Opinion piece: How the hospital nurses helped to promote my recovery as a patient |21 May 2022
Last Thursday May 12, people across the world observed International Nurses Day, to pay honour and tribute to nurses, and to recognise their work and efforts.
As the day was about recognising nurses’ contributions to society and as a gesture of appreciation to nurses, a Seychellois shares with us a recent experience of her stay in hospital.
She talks about how the nurses helped to promote her recovery as a patient. She also shares her personal opinions on what we can all do to help improve the work and service of our nurses.
Below is the patient’s story and opinions.
“The work that nurses do is tough, they work in a stressful environment and they have to be mentally strong.
“On the whole, I find that the nurses are very concerned about patients and they are helpful. If you ask them for assistance, they are happy to try and help. They take the time to answer your questions and if they have any doubts, they ask the doctors.
“The nurses are very well trained and perform their jobs well. They have a very good idea of what is expected of them. They are very good at doing what they have been instructed to do and with care. They monitor the patients well and check their files often.
“The nursing assistants are also very competent in what they are doing and follow instructions given to them. I have no doubt in the nurses’ capacity, knowledge and experience, as well as in their treatments.
“There have been instances in some of my past admissions at the hospital where there was a lack of follow-up between the nurses. In my recent stay, there were nurses, especially those who are in charge, who related very well to their colleagues, there was good liaison and communication between nurses, and they efficiently performed their handover to the next shift.
“Surprisingly, for the specific condition that I had, I didn’t experience much pain as the nurses kept checking on me to ensure I was comfortable and to do what was needed to help relieve any pain. If I did inform them that I was in pain, they checked my vitals even if it was not yet time to do so.
“With many patients to attend to, the nurses were very good at prioritising which patients to attend to first. Towards the end of their shifts, after hours of working, even at 6am, they were still giving their best and they did not lower the quality of their work.

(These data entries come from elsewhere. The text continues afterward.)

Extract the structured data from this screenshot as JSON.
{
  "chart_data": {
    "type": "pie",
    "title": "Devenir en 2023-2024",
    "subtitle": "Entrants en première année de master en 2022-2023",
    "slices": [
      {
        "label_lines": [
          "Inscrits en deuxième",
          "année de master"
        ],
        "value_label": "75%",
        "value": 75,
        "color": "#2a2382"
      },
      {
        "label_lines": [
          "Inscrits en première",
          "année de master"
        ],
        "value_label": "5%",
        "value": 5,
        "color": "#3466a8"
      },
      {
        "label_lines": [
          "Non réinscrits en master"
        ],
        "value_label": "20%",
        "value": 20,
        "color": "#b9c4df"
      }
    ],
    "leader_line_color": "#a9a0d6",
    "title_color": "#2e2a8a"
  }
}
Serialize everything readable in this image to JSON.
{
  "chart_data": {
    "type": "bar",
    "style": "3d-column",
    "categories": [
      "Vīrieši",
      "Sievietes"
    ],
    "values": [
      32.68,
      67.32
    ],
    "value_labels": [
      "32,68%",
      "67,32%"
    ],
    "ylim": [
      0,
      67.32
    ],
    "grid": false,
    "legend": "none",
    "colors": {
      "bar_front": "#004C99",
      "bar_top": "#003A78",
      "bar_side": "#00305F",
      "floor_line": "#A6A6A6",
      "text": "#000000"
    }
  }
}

“The nurses treated everyone equally. They had a sense of humour. They extended their support to the families of the patients. They were understanding, made time to talk and offered comfort. As I was being discharged from the hospital, they encouraged me to call them and ask for clarification in case I didn’t understand my prescription.
“In honouring nurses, it is also good to talk about how we all feel the service that they give can be improved and to talk about what everyone can do to help.
“In my opinion, there is a lack of nurses. Patients find themselves waiting quite a while sometimes if the nurses are busy attending to an urgent matter. Some patients are not mobile and a lot needs to be done for them.
“Also in my opinion, there is a need to have a doctor present on the shifts and not just on-call, so that the nurses can consult with this doctor and know what they need to do.
“Most of the nurses are compassionate; they give the patients attention, they are friendly, they engage in conversation, and they make jokes so the patients can have a laugh. You feel better sometimes just seeing some of them, you look forward to having them around when they start their shifts.
“However, again in my opinion, a few are distant. We know that patients are mostly alone and without their family and friends while staying at the hospital, so I feel that being compassionate, giving comfort, giving a soothing smile as a nurse gives patients the strength to carry on.
“There is also a lot that can be done to support nurses in their work. I have seen patients who at times do not cooperate and communicate well with the nurses. It is important for patients and their families to understand why nurses need to prioritise their work, to understand that there may be a lack of nurses, to be more appreciative of the nurses’ work, to trust that the nurses are knowledgeable, skilled and experienced in their work, to understand that there are other patients around who need a quiet environment to rest and recover, and to communicate effectively with the nurses.
“Most people/patients are grateful to nurses, but I feel that there is room to show them our gratitude even more. As a country, we can show nurses that we need them and that they are important every day, not just once a year when it is International Nurses Day. We can also encourage people to choose a career in nursing and create more interest in this hard but noble job.
“Through this article, this gesture of appreciation, I am hopeful that nurses will feel encouraged, that they will feel the gratitude and appreciation. We understand that they are an important and valued part of our society, that their job is hard, that they have a lot of responsibilities, that their work is not something everyone wants to do, and that they are being brave. I congratulate the Seychellois nurses. Well done, you are doing a good job.”